Elbette amaç sadece para-mevki kazanmak veya çalışmış olmak için çalışmak değil. İslam medeniyeti ölçüyü, başkalarından çıkar beklentisi içinde olmadan, Allah rızası için insanlığın yararına olacak işler (amel-i sâlih) yapmak olarak tarif eder. Önemli olan kişinin nihai gayesidir, çünkü “ameller (işler, davranışlar) niyetlere göredir.”
*
İnsan yararlı işlerde, rızkı için çalışmalı ama asla dünyayı “gönlüne” sokmamalıdır. Çünkü, dünya malı dünyada kalır. Peki ya içimize işleyen dünya gamı? İslam’a göre dünya, ebedi yolculukta bir duraktır sadece; başlangıç ve son değil... Ve nihayetinde gönül, bir sonraki durağa, dünyadan ne kadar az yük götürürse o kadar hafiftir. Maneviyatın ana gayesi, ruhu layık olduğu mertebeye yükseltmek olduğuna göre... Çalışmaya devam. Ama işimizin ve dünyanın kölesi olmadan.

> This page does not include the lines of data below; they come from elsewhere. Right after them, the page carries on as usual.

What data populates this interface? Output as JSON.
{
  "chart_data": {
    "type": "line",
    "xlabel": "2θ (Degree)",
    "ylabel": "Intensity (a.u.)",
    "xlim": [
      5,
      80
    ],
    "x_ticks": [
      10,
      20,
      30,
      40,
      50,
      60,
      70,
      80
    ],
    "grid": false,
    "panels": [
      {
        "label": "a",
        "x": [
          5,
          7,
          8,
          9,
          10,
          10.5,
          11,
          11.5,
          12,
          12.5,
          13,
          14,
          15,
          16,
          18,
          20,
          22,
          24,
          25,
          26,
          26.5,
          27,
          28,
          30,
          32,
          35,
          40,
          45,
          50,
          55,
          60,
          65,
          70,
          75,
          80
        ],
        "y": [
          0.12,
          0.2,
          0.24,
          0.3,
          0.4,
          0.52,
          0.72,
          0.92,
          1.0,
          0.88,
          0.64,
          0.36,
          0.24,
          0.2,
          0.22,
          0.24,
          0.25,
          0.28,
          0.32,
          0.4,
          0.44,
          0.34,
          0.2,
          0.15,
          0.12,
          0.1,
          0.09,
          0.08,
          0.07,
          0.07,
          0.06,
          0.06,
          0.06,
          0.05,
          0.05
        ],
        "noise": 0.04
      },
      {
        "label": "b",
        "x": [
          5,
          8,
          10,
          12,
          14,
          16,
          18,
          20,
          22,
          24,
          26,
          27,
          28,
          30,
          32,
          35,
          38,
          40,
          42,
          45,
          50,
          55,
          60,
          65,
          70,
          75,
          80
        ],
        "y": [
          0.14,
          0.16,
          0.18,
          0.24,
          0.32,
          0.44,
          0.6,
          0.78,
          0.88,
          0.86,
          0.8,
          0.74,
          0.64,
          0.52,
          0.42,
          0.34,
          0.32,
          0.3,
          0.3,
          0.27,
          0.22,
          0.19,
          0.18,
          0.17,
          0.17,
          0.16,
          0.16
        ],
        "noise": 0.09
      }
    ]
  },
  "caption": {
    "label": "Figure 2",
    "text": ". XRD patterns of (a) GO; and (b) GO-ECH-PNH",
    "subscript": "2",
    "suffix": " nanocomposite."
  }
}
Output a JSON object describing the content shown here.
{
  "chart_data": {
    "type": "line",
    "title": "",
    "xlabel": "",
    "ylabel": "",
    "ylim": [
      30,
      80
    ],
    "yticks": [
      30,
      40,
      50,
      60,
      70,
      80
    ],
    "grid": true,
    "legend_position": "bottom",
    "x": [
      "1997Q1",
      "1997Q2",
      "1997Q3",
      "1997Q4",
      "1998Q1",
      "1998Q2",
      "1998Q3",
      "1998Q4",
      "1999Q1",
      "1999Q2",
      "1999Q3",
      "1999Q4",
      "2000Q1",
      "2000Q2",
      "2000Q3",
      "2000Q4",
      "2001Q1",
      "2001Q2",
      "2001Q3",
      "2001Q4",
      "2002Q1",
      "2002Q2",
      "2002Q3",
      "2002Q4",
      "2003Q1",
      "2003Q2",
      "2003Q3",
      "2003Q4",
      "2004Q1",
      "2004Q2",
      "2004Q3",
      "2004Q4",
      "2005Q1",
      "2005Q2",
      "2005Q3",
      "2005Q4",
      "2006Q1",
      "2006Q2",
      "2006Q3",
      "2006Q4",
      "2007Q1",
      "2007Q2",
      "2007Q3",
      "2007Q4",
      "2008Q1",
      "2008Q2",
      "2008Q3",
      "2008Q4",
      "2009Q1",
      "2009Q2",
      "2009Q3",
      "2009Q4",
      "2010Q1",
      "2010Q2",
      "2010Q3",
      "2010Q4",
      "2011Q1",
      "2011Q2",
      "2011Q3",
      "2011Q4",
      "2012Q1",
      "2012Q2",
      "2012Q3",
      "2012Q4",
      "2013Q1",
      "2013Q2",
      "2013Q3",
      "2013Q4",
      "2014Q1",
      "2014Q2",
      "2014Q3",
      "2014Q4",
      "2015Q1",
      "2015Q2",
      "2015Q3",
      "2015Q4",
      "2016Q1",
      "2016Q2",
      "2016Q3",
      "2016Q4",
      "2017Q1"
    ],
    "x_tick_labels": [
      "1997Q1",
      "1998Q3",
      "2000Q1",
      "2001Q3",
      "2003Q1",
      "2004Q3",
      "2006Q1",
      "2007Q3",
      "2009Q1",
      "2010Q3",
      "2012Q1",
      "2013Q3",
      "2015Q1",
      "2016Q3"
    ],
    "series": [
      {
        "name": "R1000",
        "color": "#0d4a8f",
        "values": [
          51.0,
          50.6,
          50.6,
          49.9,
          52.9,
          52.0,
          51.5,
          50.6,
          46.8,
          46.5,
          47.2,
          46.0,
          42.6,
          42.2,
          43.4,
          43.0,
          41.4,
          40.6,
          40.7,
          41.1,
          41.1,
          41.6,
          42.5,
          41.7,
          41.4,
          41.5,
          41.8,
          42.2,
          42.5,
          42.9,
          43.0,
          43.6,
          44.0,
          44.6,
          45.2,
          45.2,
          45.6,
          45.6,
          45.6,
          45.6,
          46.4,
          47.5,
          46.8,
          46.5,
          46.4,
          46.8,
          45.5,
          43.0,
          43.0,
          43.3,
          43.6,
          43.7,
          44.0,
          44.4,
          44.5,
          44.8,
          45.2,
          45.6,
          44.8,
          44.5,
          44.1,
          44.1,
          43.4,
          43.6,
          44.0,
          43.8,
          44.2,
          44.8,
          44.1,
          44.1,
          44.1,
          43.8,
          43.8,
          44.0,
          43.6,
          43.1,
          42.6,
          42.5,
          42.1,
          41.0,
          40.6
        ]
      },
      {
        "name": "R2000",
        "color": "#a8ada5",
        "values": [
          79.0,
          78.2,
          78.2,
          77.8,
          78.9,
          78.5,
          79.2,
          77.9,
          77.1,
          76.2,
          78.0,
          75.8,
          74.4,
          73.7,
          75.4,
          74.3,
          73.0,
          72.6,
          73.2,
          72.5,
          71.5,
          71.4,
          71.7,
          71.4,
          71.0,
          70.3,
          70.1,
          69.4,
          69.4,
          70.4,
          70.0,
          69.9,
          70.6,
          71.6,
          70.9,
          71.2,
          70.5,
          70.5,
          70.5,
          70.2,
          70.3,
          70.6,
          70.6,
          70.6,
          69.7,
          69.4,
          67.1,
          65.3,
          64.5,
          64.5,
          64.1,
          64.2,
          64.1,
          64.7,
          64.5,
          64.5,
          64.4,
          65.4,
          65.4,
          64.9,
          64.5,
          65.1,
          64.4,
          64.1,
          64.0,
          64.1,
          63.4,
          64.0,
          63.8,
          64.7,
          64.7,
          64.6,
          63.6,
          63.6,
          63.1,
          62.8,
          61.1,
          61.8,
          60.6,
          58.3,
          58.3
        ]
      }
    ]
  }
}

ZORLUĞUN YANINDAKİ KOLAYLIK
TOPLANTILAR, çalışma hayatının ayrılmaz parçasıdır. Bu toplantılarda konular değerlendirilir, hemen herkes görüşünü söyler. Haliyle, başarı önündeki engeller ve zorluklar da dile getirilir. Ne var ki kimilerinin vazgeçilmez alışkanlığı, bir işin “nasıl olmayacağını” anlatmaktır. Veya her yeni fikrin zıt ihtimalini dile getirmeden duramazlar. Diğer bir deyişle, onların önceliği, odağı olumsuzluklardır.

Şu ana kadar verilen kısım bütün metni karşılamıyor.